Union und FDP haben mit ihrer Mehrheit im Bundestag schärfere Regeln gegen die Bestechung von Abgeordneten abgelehnt. SPD und Grüne hatten eine namentliche Abstimmung erzwungen, damit die Koalitionsabgeordneten sich für oder gegen schärfere Korruptionsregeln entscheiden müssen. Rot-Grün wollte eine Freiheitsstrafe von bis zu fünf Jahren, wenn Abgeordnete für eine Gegenleistung bestimmte Entscheidungen treffen.

"Das freie Mandat darf kein Freibrief für Korruption sein", sagte SPD-Fraktionsgeschäftsführer Thomas Oppermann vor der Abstimmung. Union und FDP würden die parlamentarische Demokratie mit ihrer Blockade "bis auf die Knochen" blamieren. Die Koalition hielt dagegen, es gebe bereits Regeln.  

Eine Verschärfung der Bestechungsregeln ist auch notwendig, damit Deutschland das UN-Abkommen gegen Korruption ratifizieren kann. Die Bundesrepublik wurde wegen ihrer zögerlichen Haltung bereits mehrfach kritisiert. Rund 165 Staaten haben das Abkommen bereits ratifiziert. Neben Deutschland haben unter anderem Syrien und Nordkorea dies noch nicht getan.   

Union stimmt gegen Mietpreisbremse

In der letzten Sitzungswoche des Bundestages vor der Sommerpause hat die Union außerdem die Mietpreisbremse abgelehnt, die sie in ihrem Wahlprogramm verspricht. Mit den Stimmen der Koalition wurde ein entsprechender Antrag der Grünen-Fraktion abgewiesen. Dieser sah eine Ermächtigung an die Länder vor, in Gebieten mit Wohnraummangel bei Neuvermietungen nur noch Erhöhungen bis zu zehn Prozent im Vergleich zur ortsüblichen Miete zuzulassen. Genau dies fordert auch die Union im Wahlprogramm. Sie will dies aber erst nach der Wahl einführen.  

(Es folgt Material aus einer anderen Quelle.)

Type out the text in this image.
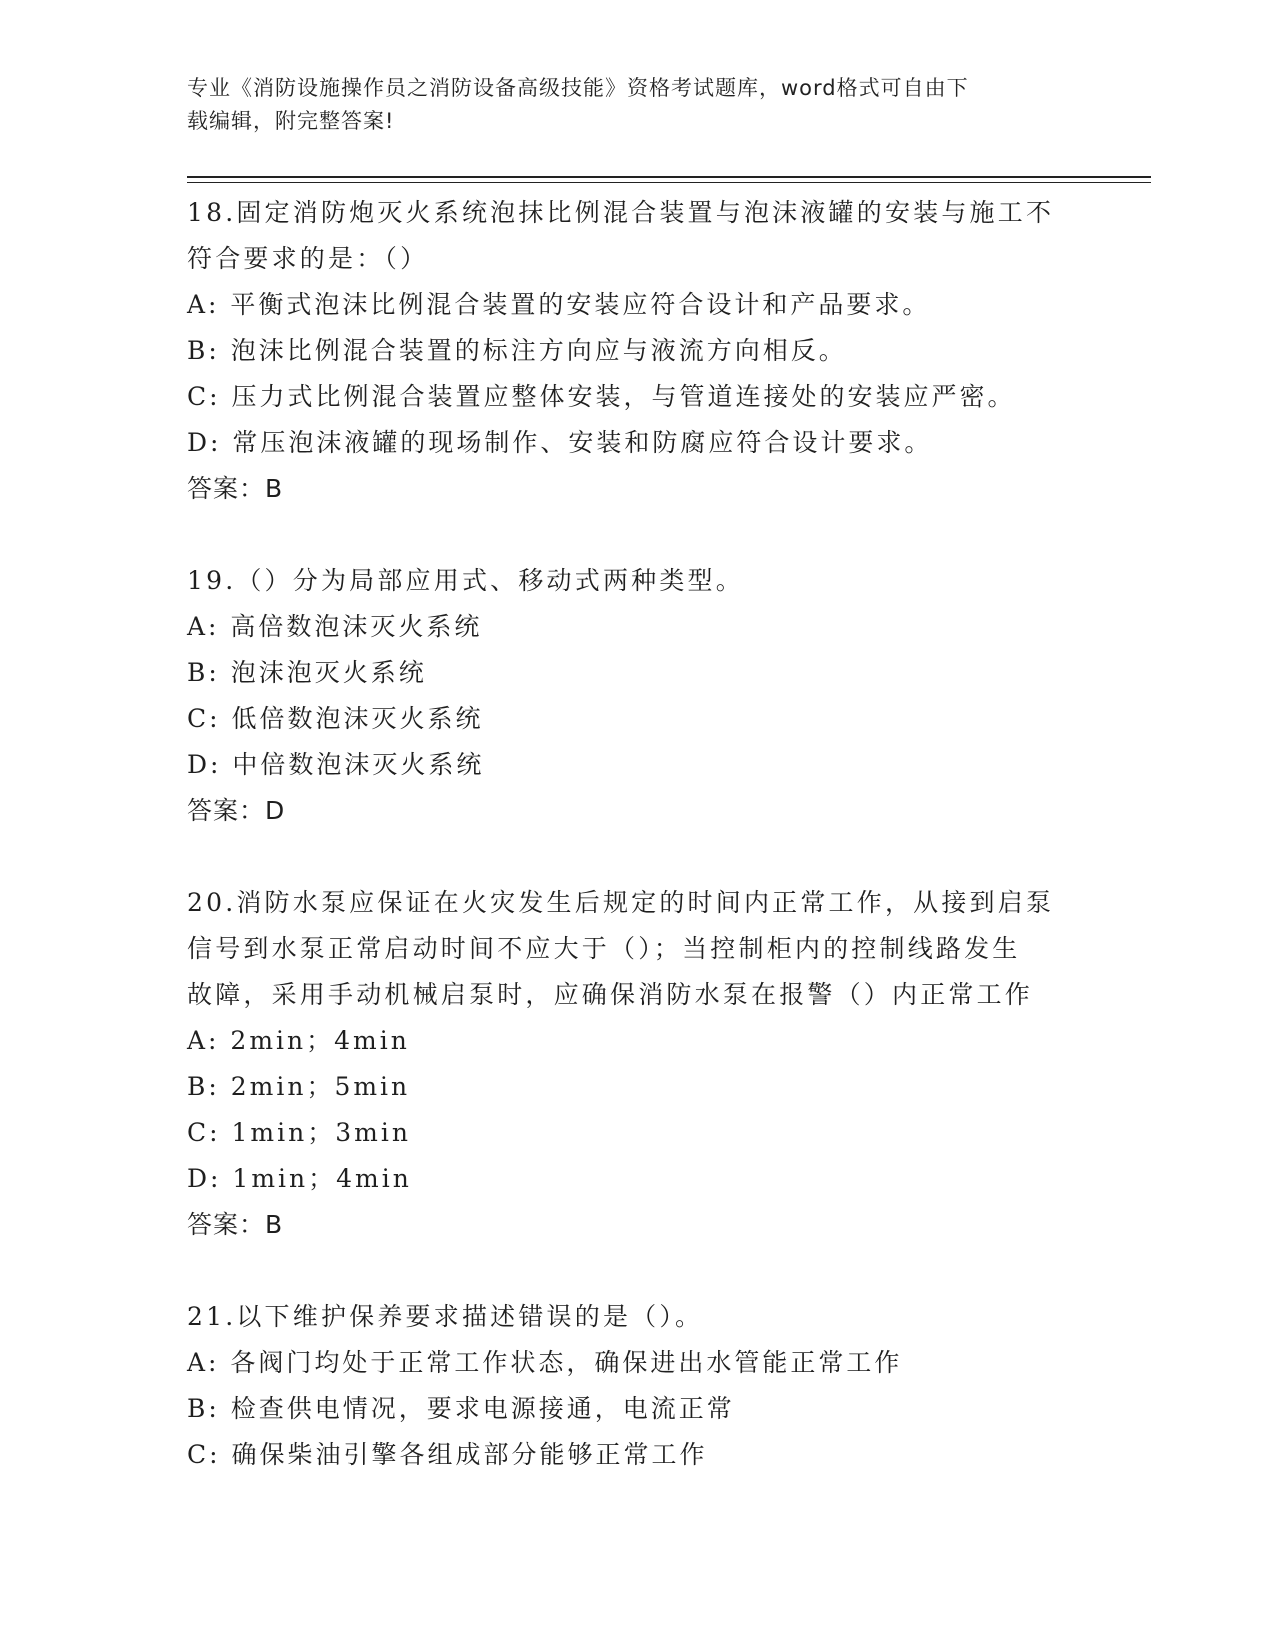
专业《消防设施操作员之消防设备高级技能》资格考试题库，word格式可自由下
载编辑，附完整答案!
18.固定消防炮灭火系统泡抹比例混合装置与泡沫液罐的安装与施工不
符合要求的是：（）
A: 平衡式泡沫比例混合装置的安装应符合设计和产品要求。
B: 泡沫比例混合装置的标注方向应与液流方向相反。
C: 压力式比例混合装置应整体安装，与管道连接处的安装应严密。
D: 常压泡沫液罐的现场制作、安装和防腐应符合设计要求。
答案：B
19.（）分为局部应用式、移动式两种类型。
A: 高倍数泡沫灭火系统
B: 泡沫泡灭火系统
C: 低倍数泡沫灭火系统
D: 中倍数泡沫灭火系统
答案：D
20.消防水泵应保证在火灾发生后规定的时间内正常工作，从接到启泵
信号到水泵正常启动时间不应大于（）；当控制柜内的控制线路发生
故障，采用手动机械启泵时，应确保消防水泵在报警（）内正常工作
A: 2min；4min
B: 2min；5min
C: 1min；3min
D: 1min；4min
答案：B
21.以下维护保养要求描述错误的是（）。
A: 各阀门均处于正常工作状态，确保进出水管能正常工作
B: 检查供电情况，要求电源接通，电流正常
C: 确保柴油引擎各组成部分能够正常工作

Der Bundestag beschloss außerdem, Verbraucher besser vor unseriösen Geschäftspraktiken im Internet und am Telefon zu schützen. Verabschiedet wurde ein Gesetzespaket, das unter anderem Massenabmahnungen gegen private Internetnutzer eindämmen soll. Anwälte dürfen für eine erste Abmahnung wegen illegalen Herunterladens von Bildern oder Musik künftig höchstens 155,30 Euro berechnen. Bisher sind es teils mehrere Hundert Euro.   

Gewinnspielverträge dürfen überhaupt nicht mehr am Telefon zustande kommen, sie müssen per Fax oder E-Mail bestätigt werden. Und Inkasso-Unternehmen müssen erläutern, für wen und warum sie offene Zahlungen eintreiben.